O Instituto Brasileiro de Meio Ambiente e dos Recursos Naturais Renováveis (Ibama) deve receber, ainda esta semana, os padrões (toxina pura) importados da França. Como é um fato totalmente novo, já que é a primeira vez que se tem registro da floração desse tipo de alga no Brasil e até na América Latina, serão feitas novas análises, por métodos químicos, para ter certeza, do ponto de vista científico, se são as algas que estão contaminando os moluscos, esclareceu Proença.

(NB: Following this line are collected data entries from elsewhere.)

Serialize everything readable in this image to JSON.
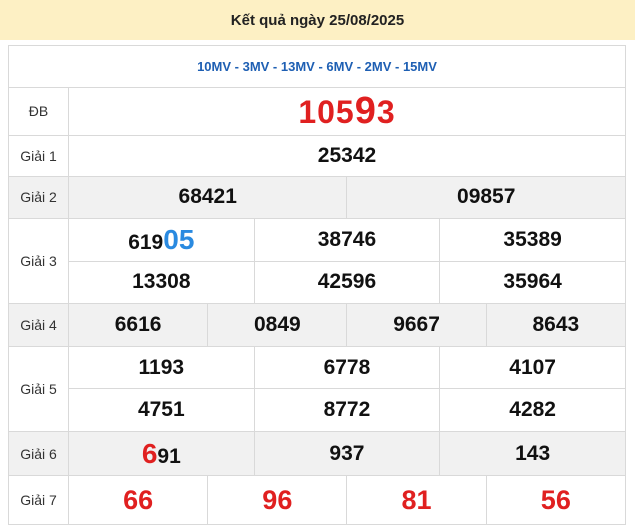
{
  "title": "Kết quả ngày 25/08/2025",
  "station_codes": "10MV - 3MV - 13MV - 6MV - 2MV - 15MV",
  "rows": {
    "db": {
      "label": "ĐB",
      "prefix": "105",
      "highlight": "9",
      "suffix": "3"
    },
    "g1": {
      "label": "Giải 1",
      "values": [
        "25342"
      ]
    },
    "g2": {
      "label": "Giải 2",
      "values": [
        "68421",
        "09857"
      ]
    },
    "g3": {
      "label": "Giải 3",
      "first_prefix": "619",
      "first_highlight": "05",
      "values": [
        "38746",
        "35389",
        "13308",
        "42596",
        "35964"
      ]
    },
    "g4": {
      "label": "Giải 4",
      "values": [
        "6616",
        "0849",
        "9667",
        "8643"
      ]
    },
    "g5": {
      "label": "Giải 5",
      "values": [
        "1193",
        "6778",
        "4107",
        "4751",
        "8772",
        "4282"
      ]
    },
    "g6": {
      "label": "Giải 6",
      "first_highlight": "6",
      "first_suffix": "91",
      "values": [
        "937",
        "143"
      ]
    },
    "g7": {
      "label": "Giải 7",
      "values": [
        "66",
        "96",
        "81",
        "56"
      ]
    }
  },
  "colors": {
    "header_bg": "#fdf0c4",
    "code_text": "#1e5fb3",
    "red": "#e02020",
    "blue": "#2a8ae0",
    "shade": "#f1f1f1"
  }
}
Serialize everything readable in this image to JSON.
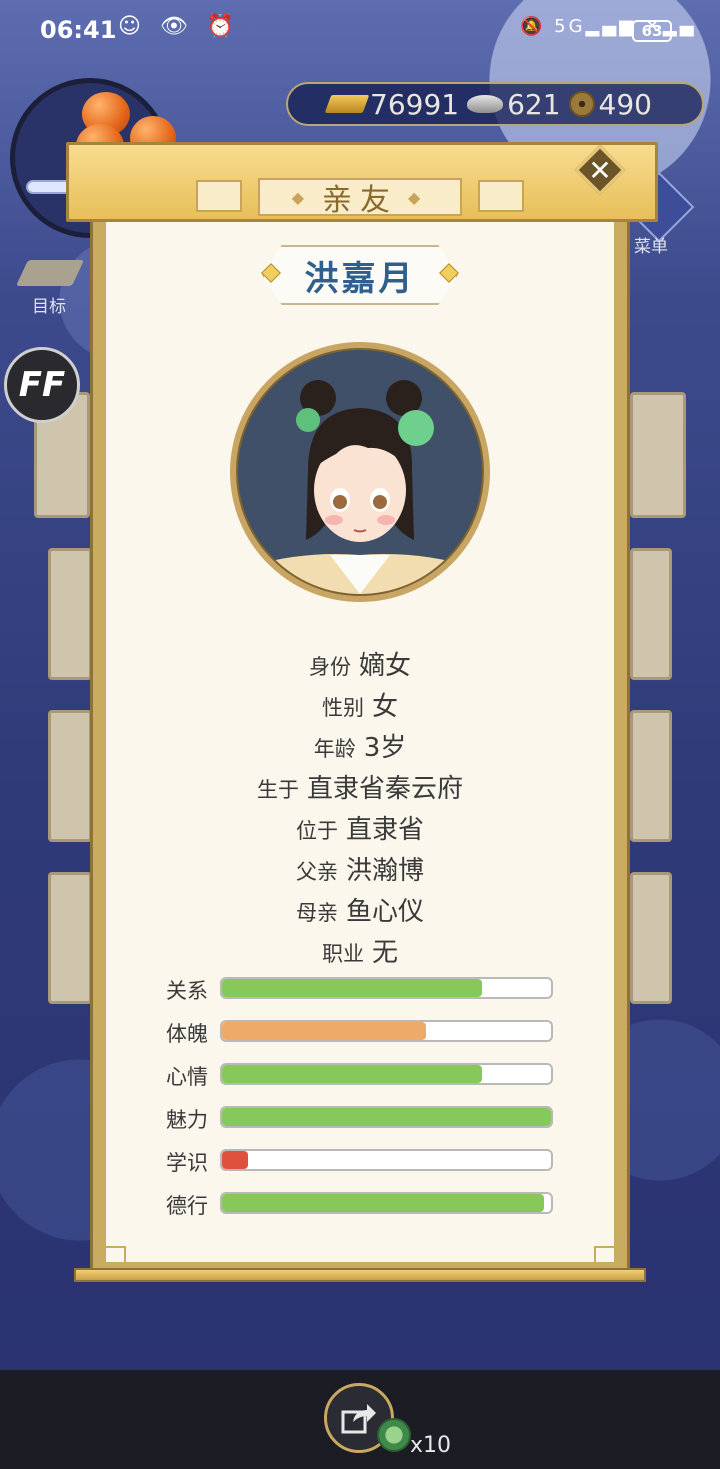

O Ibama enviou ontem amostras de ostras colhidas na Baía de Guaraqueçaba (Litoral do Estado) para serem analisadas por especialistas da Carolina do Norte (Estados Unidos). Os americanos irão avaliar o grau de toxicidade encontrado nos moluscos, considerados as espécies mais resistentes às toxinas. Também ontem o Ibama fez novas coletas da água, das algas, de mariscos e camarões e encaminhou para a Univali.
A partir dessas análises, o Ibama decidirá se libera a pesca e a comercialização de peixes e frutos do mar em Guaraqueçaba. Como os resultados dos exames só devem retornar ao Brasil na semana que vem, o tempo de proibição da pesca será maior do que o inicialmente previsto (até dia 23), tornando ainda mais crítica a situação dos pescadores do município. Estamos mantendo contato com a Delegacia Regional do Trabalho para viabilizar a liberação de salário-desemprego para esses pescadores, afirmou o superintendente do Ibama no Paraná, Luiz Nunes Melo.
O presidente da Colônia de Pescadores de Guaraqueçaba, José Filipe da Souza Neto, disse ontem que a Secretaria de Estado do Meio Ambiente (Sema) se comprometeu a fornecer cestas básicas para cerca de 800 famílias que sobrevivam da pesca no município. A assessoria de imprensa da Sema confirmou a distribuição das cestas, mas não soube informar quando será realizada.